L’Autoroute de Damas
C’est Ziad qui vient me chercher, en pestant contre les embouteillages et l’absurdité des routes libanaise qui l’obligent à faire vains détours pour atteindre l’autoroute de Damas.
Sur le chemin on croise parfois des camions chargés de vies entières, chaises, tables, matelas, lave-linge. « Regarde, ça ce sont des gens qui rentrent en Syrie » me dit Ziad. On monte la montagne, on descend la montagne, ça y est, c’est la frontière. Le moyen Orient parfois c’est très grand, parfois c’est tout petit.
La frontière dans ce sens est à la cool, mais il y en a beaucoup. Il faut d’abord sortir du Liban. Bureau, tampon, vérification des douanes. Puis on roule un peu et checkpoint de sécurité tenus par les jeunes d’Al Sharaa. « Regarde c’est des gamins ». Un ami Syrien que j’ai interviewé avant de partir m’en a aussi parlé. Ils inquiètent un peu car très jeune, avec un peu d’autorité et beaucoup de frustrations. Moins souriants…
Ziad connait tout le monde. Ça fait 25 ans qu’il passe la frontière dans tous les sens et le personnel n’a pas vraiment changé depuis l’ancien régime, il est simplement supervisé par des gens des nouvelles autorités révolutionnaires. Et gentil.
2eme frontière pour entrer en Syrie.
Là encore il faut aller dans un grand bureau, bardé de drapeaux à 3 étoiles de la révolution Syrienne. Ziad le trouve moche. « Tu verras en Syrie, pleins de gens ne l’aiment pas ce drapeau ». Je n’y crois pas vraiment mais cela me sera quand même confirmé par une autre personne au moins. Le drapeau avec ses trois étoiles est parfois confondu avec la séparation en 3 états lors du mandat français. Moi j’aime bien ce drapeau qui me rassurait lors des manifestations parisiennes. A un moment de ma vie j’ai même passé toutes mes nuits pendant deux semaines à peindre ses couleurs sur des balles de ping-pong
J’ai passé 14 ans à croire à cette révolution. Convaincu que la chute d’Assad amènerait la Syrie libre et démocratique et que la Syrie libre et démocratique changerait la face du monde. Cette dictature était une des plus atroce du monde, comparable peut être seulement avec la Corée du Nord. Si cette dictature là tombait alors toute pouvaient tomber. Egypte, Bahreïn, Arabie Saoudite, Algérie, Maroc, Israël & Palestine, Iran, Liban évidemment… Et alors si ceux-là étaient libre, ça serait le tour de la Russie, de la Chine…
Et c’est ce drapeau qui flottait là, immense, au-dessus du bureau de la frontière que j’allais passer, pour la première fois depuis la liberté.

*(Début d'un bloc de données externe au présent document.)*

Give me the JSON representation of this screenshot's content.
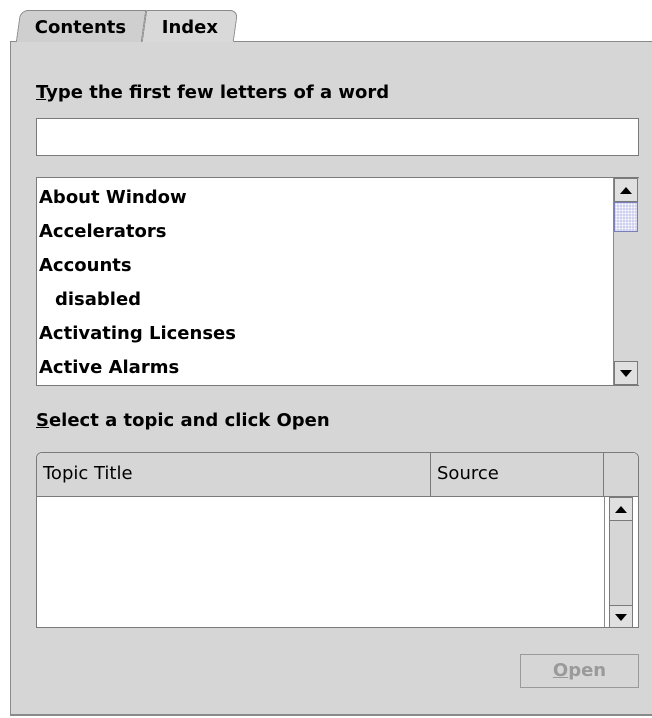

C’est avec cette conviction que j’allais en Syrie. “Je viens avec l’a priori que la Syrie est libre et démocratique, que tout y est bon et fonctionnel et que le futur est résolument magnifique pour tout le monde”. C’était mon speech d’introduction. L’idée étant qu’il est beaucoup plus facile de se faire corriger un biais positif que de se faire corriger un biais négatif. Si j’arrive en Syrie libre avec l’obsession de comptabiliser les marques d’islamisme radical, tout ce qui ne marche pas et d’interpréter chaque règlement de compte comme le signe de la guerre civile confessionnelle qui s’annonce, je vais passer mon temps à confirmer ces biais.
Or, a priori, je n’y crois pas à la guerre confessionnelle.

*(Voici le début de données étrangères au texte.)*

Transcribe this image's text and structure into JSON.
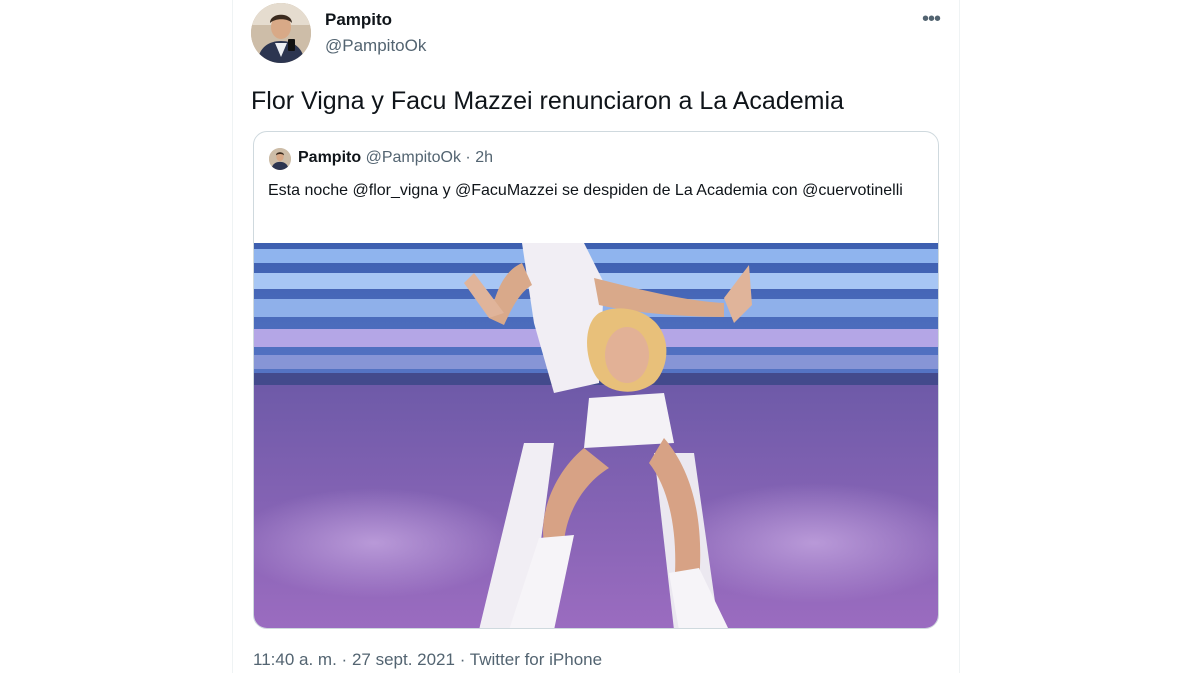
{
  "tweet": {
    "author_name": "Pampito",
    "author_handle": "@PampitoOk",
    "more_icon": "more-horizontal-icon",
    "text": "Flor Vigna y Facu Mazzei renunciaron a La Academia",
    "time": "11:40 a. m.",
    "separator": "·",
    "date": "27 sept. 2021",
    "source": "Twitter for iPhone"
  },
  "quoted": {
    "author_name": "Pampito",
    "author_handle": "@PampitoOk",
    "separator": "·",
    "time_ago": "2h",
    "text": "Esta noche @flor_vigna y @FacuMazzei se despiden de La Academia con @cuervotinelli"
  },
  "colors": {
    "text_primary": "#0f1419",
    "text_secondary": "#536471",
    "border": "#cfd9de",
    "stage_floor": "#8d62b8",
    "stage_lights": "#6e9be0"
  }
}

« Suweida c’est le dernier lieu de production de captagon », par exemple, me confirmais Yahya, un ami syrien interviewé juste avant de partir (seulement Forbidden Stories en a parlé). Pour Lattaquié en mars dernier, le gouvernement était au courant. « Ils ont laissé faire avec un avertissement » me disait Yahya. Puis l’avertissement n’ayant pas été suivi, Al Charaa a battu le rappel des troupes. « Même des groupes ASL qui s’étaient autodissout se sont reformés pour la bataille ». En fait, le président s’est servi de ça pour rétablir son autorité sur les factions. « Al Charaa ne contrôle pas les factions ça me fait rire » dit Yahya. Non seulement les factions lui ont obéi au doigt et à l’œil mais en plus, il a avec cette bataille encore accru son contrôle sur les soldats. « Certains chefs à qui j’ai parlé m’ont dit ‘on s’est rendu compte que nos propres hommes répondaient plutôt à Al Charaa qu’à nous ».
Pour tout signe de guerre confessionnelle il y a une explication sans confessionalisme…

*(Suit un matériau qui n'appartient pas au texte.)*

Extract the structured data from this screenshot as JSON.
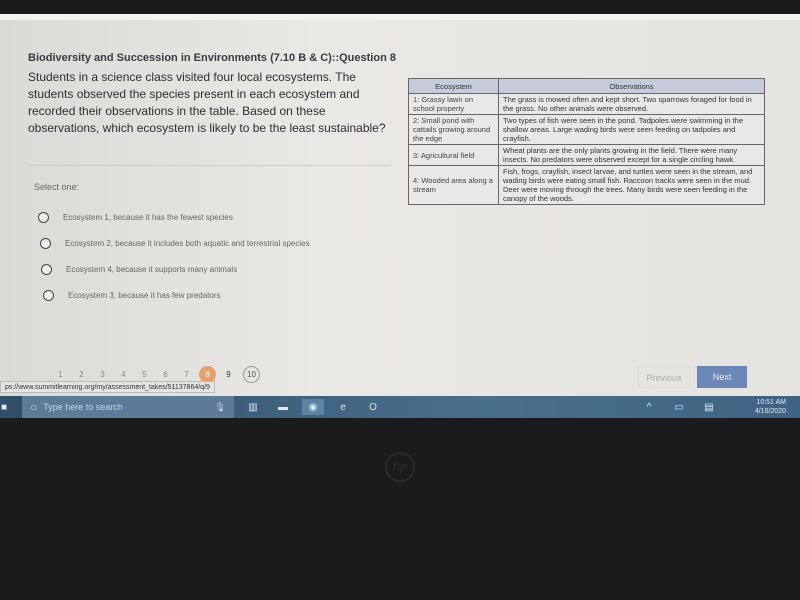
{
  "question": {
    "title": "Biodiversity and Succession in Environments (7.10 B & C)::Question 8",
    "text": "Students in a science class visited four local ecosystems. The students observed the species present in each ecosystem and recorded their observations in the table. Based on these observations, which ecosystem is likely to be the least sustainable?",
    "select_label": "Select one:",
    "options": [
      "Ecosystem 1, because it has the fewest species",
      "Ecosystem 2, because it includes both aquatic and terrestrial species",
      "Ecosystem 4, because it supports many animals",
      "Ecosystem 3, because it has few predators"
    ]
  },
  "table": {
    "headers": [
      "Ecosystem",
      "Observations"
    ],
    "rows": [
      [
        "1: Grassy lawn on school property",
        "The grass is mowed often and kept short. Two sparrows foraged for food in the grass. No other animals were observed."
      ],
      [
        "2: Small pond with cattails growing around the edge",
        "Two types of fish were seen in the pond. Tadpoles were swimming in the shallow areas. Large wading birds were seen feeding on tadpoles and crayfish."
      ],
      [
        "3: Agricultural field",
        "Wheat plants are the only plants growing in the field. There were many insects. No predators were observed except for a single circling hawk."
      ],
      [
        "4: Wooded area along a stream",
        "Fish, frogs, crayfish, insect larvae, and turtles were seen in the stream, and wading birds were eating small fish. Raccoon tracks were seen in the mud. Deer were moving through the trees. Many birds were seen feeding in the canopy of the woods."
      ]
    ]
  },
  "pager": {
    "pages": [
      "1",
      "2",
      "3",
      "4",
      "5",
      "6",
      "7",
      "8",
      "9",
      "10"
    ],
    "current": "8",
    "previous": "Previous",
    "next": "Next"
  },
  "status_url": "ps://www.summitlearning.org/my/assessment_takes/51137864/q/9",
  "taskbar": {
    "search_placeholder": "Type here to search",
    "time": "10:51 AM",
    "date": "4/16/2020"
  },
  "colors": {
    "accent": "#6b87b6",
    "current_page": "#e79e6b",
    "taskbar": "#3f6382"
  }
}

Le bureau est très bien organisé. Une file « Arabe-étrangers », une file « Syriens », une file « corps diplomatique », une file « Femmes »… A part deux personnes avant moi dans la file « Arabes-Etrangers », le bureau est totalement vide. Ziad demande si je peux passer dans la file « femme » où il n’y a personne mais on lui dit non. Du coup je passe à « corps diplomatique », là ça marche. Ça prend un peu de temps de trouver mon nom compliqué mais j’ai mon coup de tampon. Il faut passer encore un contrôle où ils vérifient le passeport et le tampon que je viens d’obtenir, puis encore une fois la douane, où ils regardent ce qu’il y a dans les voitures. Et encore un checkpoint, et ça y est, nous sommes en Syrie libre…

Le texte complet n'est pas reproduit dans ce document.